Consider the ultimate bottom line
Cost should never be the key driver when picking a CDMO. The company should be able to achieve all the above goals at a reasonable cost that allows the final product to be produced with an adequate return on investment. But cheap is often cheap for a reason. Missed intellectual property capture means a loss of income, and delays caused by regulatory compliance issues or intellectual property infringements will reduce a drug’s potential income. “You’ve got a limited amount of patent exclusivity,” Bruno says.

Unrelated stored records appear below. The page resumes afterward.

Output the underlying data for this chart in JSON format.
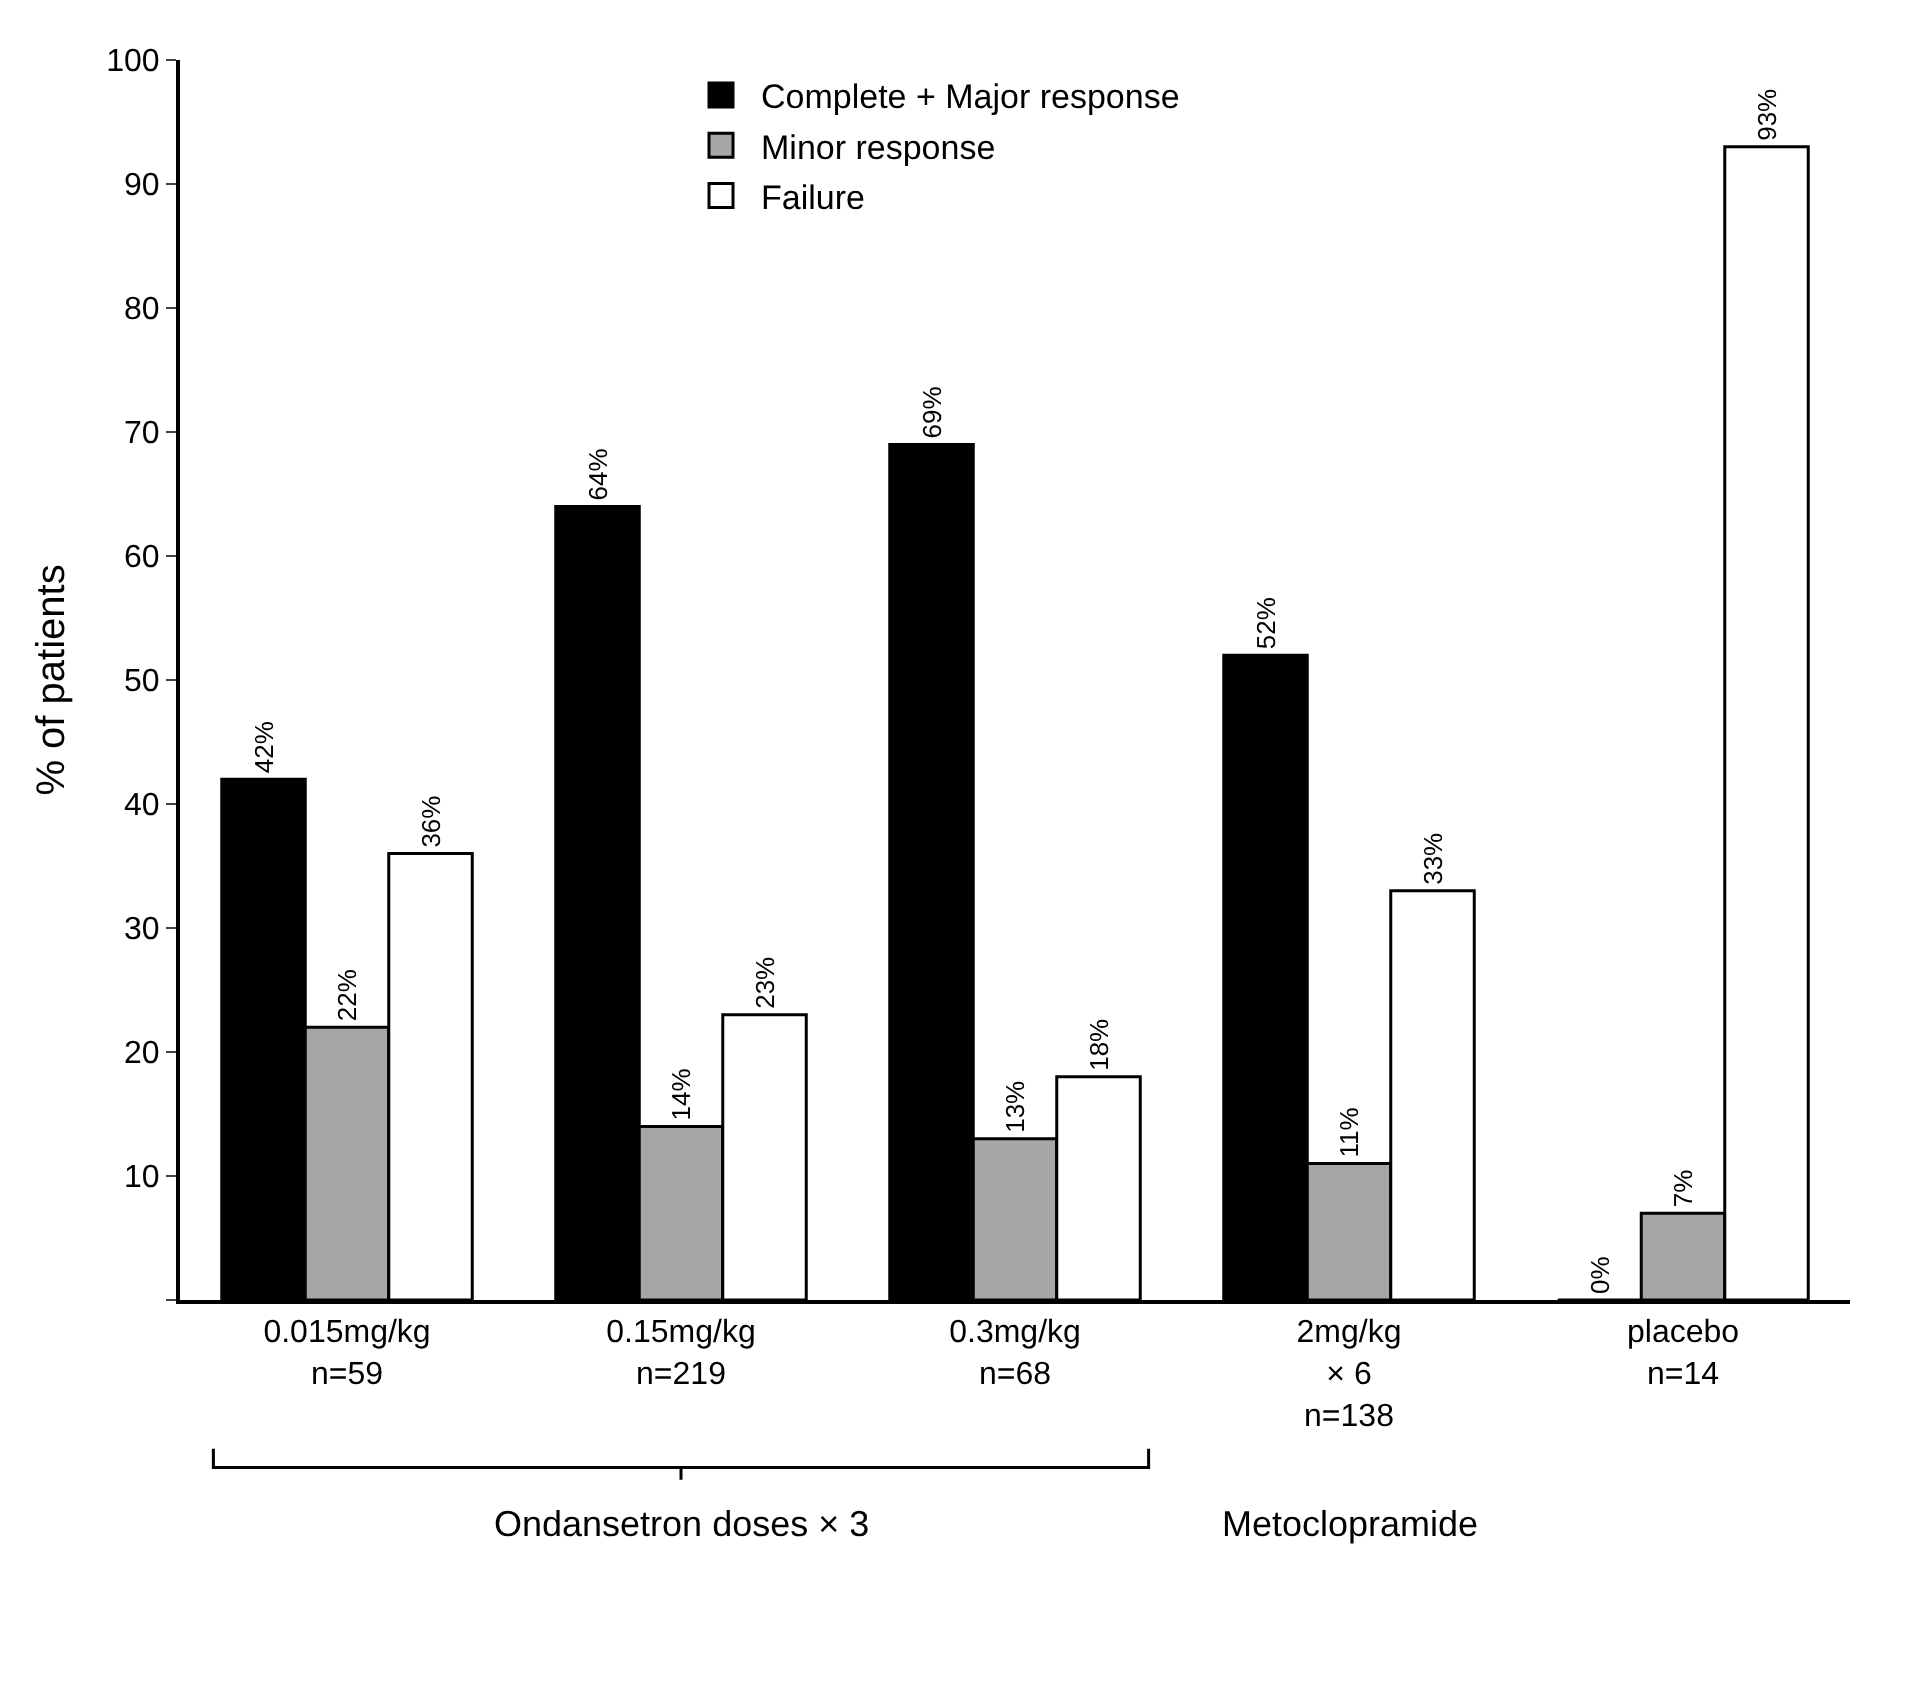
{
  "chart_data": {
    "type": "bar",
    "categories": [
      "0.015mg/kg\nn=59",
      "0.15mg/kg\nn=219",
      "0.3mg/kg\nn=68",
      "2mg/kg\n× 6\nn=138",
      "placebo\nn=14"
    ],
    "series": [
      {
        "name": "Complete + Major response",
        "color": "#000000",
        "values": [
          42,
          64,
          69,
          52,
          0
        ],
        "value_labels": [
          "42%",
          "64%",
          "69%",
          "52%",
          "0%"
        ]
      },
      {
        "name": "Minor response",
        "color": "#a6a6a6",
        "values": [
          22,
          14,
          13,
          11,
          7
        ],
        "value_labels": [
          "22%",
          "14%",
          "13%",
          "11%",
          "7%"
        ]
      },
      {
        "name": "Failure",
        "color": "#ffffff",
        "values": [
          36,
          23,
          18,
          33,
          93
        ],
        "value_labels": [
          "36%",
          "23%",
          "18%",
          "33%",
          "93%"
        ]
      }
    ],
    "ylabel": "% of patients",
    "ylim": [
      0,
      100
    ],
    "yticks": [
      {
        "value": 0,
        "label": null
      },
      10,
      20,
      30,
      40,
      50,
      60,
      70,
      80,
      90,
      100
    ],
    "annotations": [
      "Ondansetron doses × 3",
      "Metoclopramide"
    ],
    "legend": "top"
  }
}
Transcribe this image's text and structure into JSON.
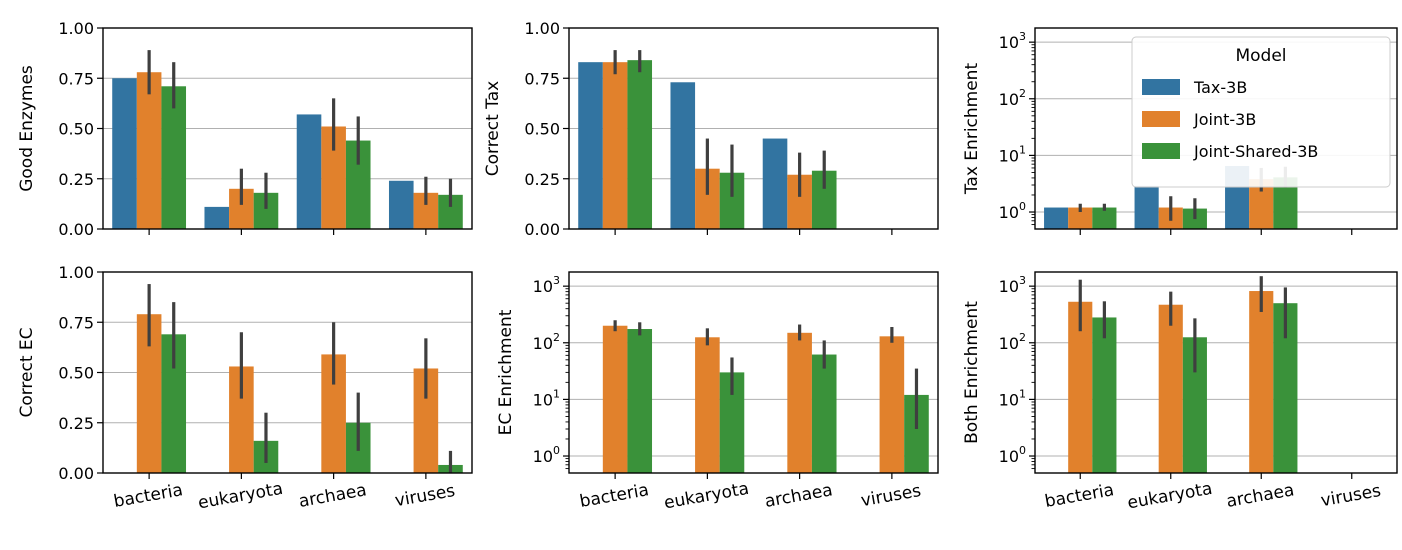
{
  "colors": {
    "Tax-3B": "#3274a1",
    "Joint-3B": "#e1812c",
    "Joint-Shared-3B": "#3a923a",
    "errorbar": "#3f3f3f",
    "grid": "#b0b0b0"
  },
  "legend": {
    "title": "Model",
    "entries": [
      "Tax-3B",
      "Joint-3B",
      "Joint-Shared-3B"
    ],
    "placement": "top-right of top-right panel"
  },
  "chart_data": [
    {
      "type": "bar",
      "scale": "linear",
      "ylim": [
        0,
        1
      ],
      "grid": "y",
      "ylabel": "Good Enzymes",
      "yticks": [
        "0.00",
        "0.25",
        "0.50",
        "0.75",
        "1.00"
      ],
      "categories": [
        "bacteria",
        "eukaryota",
        "archaea",
        "viruses"
      ],
      "show_categories": false,
      "series": [
        {
          "name": "Tax-3B",
          "values": [
            0.75,
            0.11,
            0.57,
            0.24
          ],
          "errors": [
            null,
            null,
            null,
            null
          ]
        },
        {
          "name": "Joint-3B",
          "values": [
            0.78,
            0.2,
            0.51,
            0.18
          ],
          "errors": [
            [
              0.67,
              0.89
            ],
            [
              0.12,
              0.3
            ],
            [
              0.39,
              0.65
            ],
            [
              0.12,
              0.26
            ]
          ]
        },
        {
          "name": "Joint-Shared-3B",
          "values": [
            0.71,
            0.18,
            0.44,
            0.17
          ],
          "errors": [
            [
              0.6,
              0.83
            ],
            [
              0.1,
              0.28
            ],
            [
              0.32,
              0.56
            ],
            [
              0.11,
              0.25
            ]
          ]
        }
      ]
    },
    {
      "type": "bar",
      "scale": "linear",
      "ylim": [
        0,
        1
      ],
      "grid": "y",
      "ylabel": "Correct Tax",
      "yticks": [
        "0.00",
        "0.25",
        "0.50",
        "0.75",
        "1.00"
      ],
      "categories": [
        "bacteria",
        "eukaryota",
        "archaea",
        "viruses"
      ],
      "show_categories": false,
      "series": [
        {
          "name": "Tax-3B",
          "values": [
            0.83,
            0.73,
            0.45,
            0.0
          ],
          "errors": [
            null,
            null,
            null,
            null
          ]
        },
        {
          "name": "Joint-3B",
          "values": [
            0.83,
            0.3,
            0.27,
            0.0
          ],
          "errors": [
            [
              0.77,
              0.89
            ],
            [
              0.17,
              0.45
            ],
            [
              0.16,
              0.38
            ],
            null
          ]
        },
        {
          "name": "Joint-Shared-3B",
          "values": [
            0.84,
            0.28,
            0.29,
            0.0
          ],
          "errors": [
            [
              0.78,
              0.89
            ],
            [
              0.16,
              0.42
            ],
            [
              0.2,
              0.39
            ],
            null
          ]
        }
      ]
    },
    {
      "type": "bar",
      "scale": "log",
      "ylim_log10": [
        -0.3,
        3.25
      ],
      "grid": "y",
      "ylabel": "Tax Enrichment",
      "yticks": [
        "10^0",
        "10^1",
        "10^2",
        "10^3"
      ],
      "categories": [
        "bacteria",
        "eukaryota",
        "archaea",
        "viruses"
      ],
      "show_categories": false,
      "series": [
        {
          "name": "Tax-3B",
          "values": [
            1.2,
            2.9,
            6.5,
            null
          ],
          "errors": [
            null,
            null,
            null,
            null
          ]
        },
        {
          "name": "Joint-3B",
          "values": [
            1.2,
            1.2,
            3.8,
            null
          ],
          "errors": [
            [
              1.0,
              1.4
            ],
            [
              0.7,
              1.9
            ],
            [
              2.3,
              6.0
            ],
            null
          ]
        },
        {
          "name": "Joint-Shared-3B",
          "values": [
            1.2,
            1.15,
            4.1,
            null
          ],
          "errors": [
            [
              1.05,
              1.4
            ],
            [
              0.75,
              1.75
            ],
            [
              2.7,
              6.3
            ],
            null
          ]
        }
      ]
    },
    {
      "type": "bar",
      "scale": "linear",
      "ylim": [
        0,
        1
      ],
      "grid": "y",
      "ylabel": "Correct EC",
      "yticks": [
        "0.00",
        "0.25",
        "0.50",
        "0.75",
        "1.00"
      ],
      "categories": [
        "bacteria",
        "eukaryota",
        "archaea",
        "viruses"
      ],
      "show_categories": true,
      "series": [
        {
          "name": "Tax-3B",
          "values": [
            null,
            null,
            null,
            null
          ],
          "errors": [
            null,
            null,
            null,
            null
          ]
        },
        {
          "name": "Joint-3B",
          "values": [
            0.79,
            0.53,
            0.59,
            0.52
          ],
          "errors": [
            [
              0.63,
              0.94
            ],
            [
              0.37,
              0.7
            ],
            [
              0.44,
              0.75
            ],
            [
              0.37,
              0.67
            ]
          ]
        },
        {
          "name": "Joint-Shared-3B",
          "values": [
            0.69,
            0.16,
            0.25,
            0.04
          ],
          "errors": [
            [
              0.52,
              0.85
            ],
            [
              0.05,
              0.3
            ],
            [
              0.11,
              0.4
            ],
            [
              0.0,
              0.11
            ]
          ]
        }
      ]
    },
    {
      "type": "bar",
      "scale": "log",
      "ylim_log10": [
        -0.3,
        3.25
      ],
      "grid": "y",
      "ylabel": "EC Enrichment",
      "yticks": [
        "10^0",
        "10^1",
        "10^2",
        "10^3"
      ],
      "categories": [
        "bacteria",
        "eukaryota",
        "archaea",
        "viruses"
      ],
      "show_categories": true,
      "series": [
        {
          "name": "Tax-3B",
          "values": [
            null,
            null,
            null,
            null
          ],
          "errors": [
            null,
            null,
            null,
            null
          ]
        },
        {
          "name": "Joint-3B",
          "values": [
            200,
            125,
            150,
            130
          ],
          "errors": [
            [
              160,
              250
            ],
            [
              90,
              180
            ],
            [
              110,
              210
            ],
            [
              100,
              190
            ]
          ]
        },
        {
          "name": "Joint-Shared-3B",
          "values": [
            175,
            30,
            62,
            12
          ],
          "errors": [
            [
              135,
              230
            ],
            [
              12,
              55
            ],
            [
              35,
              110
            ],
            [
              3,
              35
            ]
          ]
        }
      ]
    },
    {
      "type": "bar",
      "scale": "log",
      "ylim_log10": [
        -0.3,
        3.25
      ],
      "grid": "y",
      "ylabel": "Both Enrichment",
      "yticks": [
        "10^0",
        "10^1",
        "10^2",
        "10^3"
      ],
      "categories": [
        "bacteria",
        "eukaryota",
        "archaea",
        "viruses"
      ],
      "show_categories": true,
      "series": [
        {
          "name": "Tax-3B",
          "values": [
            null,
            null,
            null,
            null
          ],
          "errors": [
            null,
            null,
            null,
            null
          ]
        },
        {
          "name": "Joint-3B",
          "values": [
            530,
            470,
            820,
            null
          ],
          "errors": [
            [
              160,
              1300
            ],
            [
              200,
              800
            ],
            [
              350,
              1500
            ],
            null
          ]
        },
        {
          "name": "Joint-Shared-3B",
          "values": [
            280,
            125,
            500,
            null
          ],
          "errors": [
            [
              120,
              540
            ],
            [
              30,
              270
            ],
            [
              120,
              950
            ],
            null
          ]
        }
      ]
    }
  ]
}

It can also be expensive to keep changing CDMOs, Dixon says. “Many of our customers have transferred in from other CDMOs-usually because they have run into issues relating to capacity constraints or the regulatory experience required to advance their project along the clinical trial path,” he says. “Transferring a project from one CDMO to another cost time and money. They probably end up paying more than they would if they’d come to Patheon from the start.”
Small pharmaceutical and biotechnology organizations starting on their drug development journey can find a large organization, such as Patheon, a little intimidating, Dixon says. But they shouldn’t. “We work with a variety of companies from one [person] and a molecule up to multinational pharma companies,” he says. Eighty percent of Patheon’s clients are emerging and midsize pharmaceutical or biotechnology companies.
More than 40 years of experience and innovation mean Patheon offers clients expertise and a range of facilities to produce even hard-to-manufacture APIs to a high quality. Its big-picture approach ensures a scientifically sound foundation for commercial success. And its ethos of regulatory compliance will become ever more vital as the trend of increased governmental regulatory rigor continues. “Regulatory rigor is growing while timelines for development continue to shrink,” Dixon says. “Many of the new drug discoveries today are being done by the small biotechs, where stakeholders desire a return on investment sooner rather than later.” The risk associated with compressed development timelines is managed by working with a CDMO that has the expertise to get it right the first time and the assets to take projects the distance.